Environmental pressures, meanwhile, are leading companies to produce biobased materials, says Charles Fryer, chairman of Tecnon Orbichem. “The choice of biobased monomers and polymers is limited at present but is widening rapidly,” he says. The most promising monomer technologies are in the area of C4 and C5 chemistry, including succinic acid; butadiene; 1,5 pentanediamine; 1,4 butanediol; and 2,5 furandicarboxylic acid. However, new biobased polymers, such as polyethylene furanoate, will have to undergo lengthy testing before they are accepted. “Companies introducing biobased monomers will have to demonstrate that their operations do not reduce food supply; that a direct replacement monomer costs the same as its synthetic equivalent, or maybe 10–20% more if it allows the end user to boast of its environmental friendliness; that a new monomer gives rise to a new polymer that has as good or better performance than existing polymers,” he says.

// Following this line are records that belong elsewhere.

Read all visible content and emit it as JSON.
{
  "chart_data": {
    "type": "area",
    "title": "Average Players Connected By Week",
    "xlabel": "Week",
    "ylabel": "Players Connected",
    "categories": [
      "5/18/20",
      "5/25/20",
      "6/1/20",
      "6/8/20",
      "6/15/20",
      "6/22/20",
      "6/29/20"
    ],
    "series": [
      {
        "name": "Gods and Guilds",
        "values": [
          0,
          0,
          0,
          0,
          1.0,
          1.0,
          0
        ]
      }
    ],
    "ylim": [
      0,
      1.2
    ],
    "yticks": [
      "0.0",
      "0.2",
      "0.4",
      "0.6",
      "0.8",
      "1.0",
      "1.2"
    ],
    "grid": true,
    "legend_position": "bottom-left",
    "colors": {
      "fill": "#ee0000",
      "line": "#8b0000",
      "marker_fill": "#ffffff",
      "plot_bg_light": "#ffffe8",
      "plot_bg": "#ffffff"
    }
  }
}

Meanwhile, major shifts are currently taking place in the petrochemical industry in part because of the advent of cheap shale gas feedstock in the United States, delegates have been told. Despite shortages of ethane feedstock in the Mideast, the region will remain the largest exporter of ethylene derivatives. The pace of investment in the Mideast, particularly in Saudi Arabia, will slow, but ethane crackers will still be built in Iran, Qatar, the United Arab Emirates, and Iraq.
China is the main growth engine for petrochemicals. The country at present is only 60% self-sufficient in ethylene but has an aggressive investment program in coal-to-olefins plants and naphtha-based complexes. The country’s self-sufficiency will increase, but, in absolute terms, ethylene derivatives imports will also increase. In the future, the Mideast, North America, Russia, and Asia will compete to sell product to China. In the rest of Asia, Singapore, Thailand, and Malaysia are emerging as significant manufacturing centers with competitive export positions, while mature regions, such as South Korea, Taiwan, and Japan will continue rationalizing old capacities and specializing.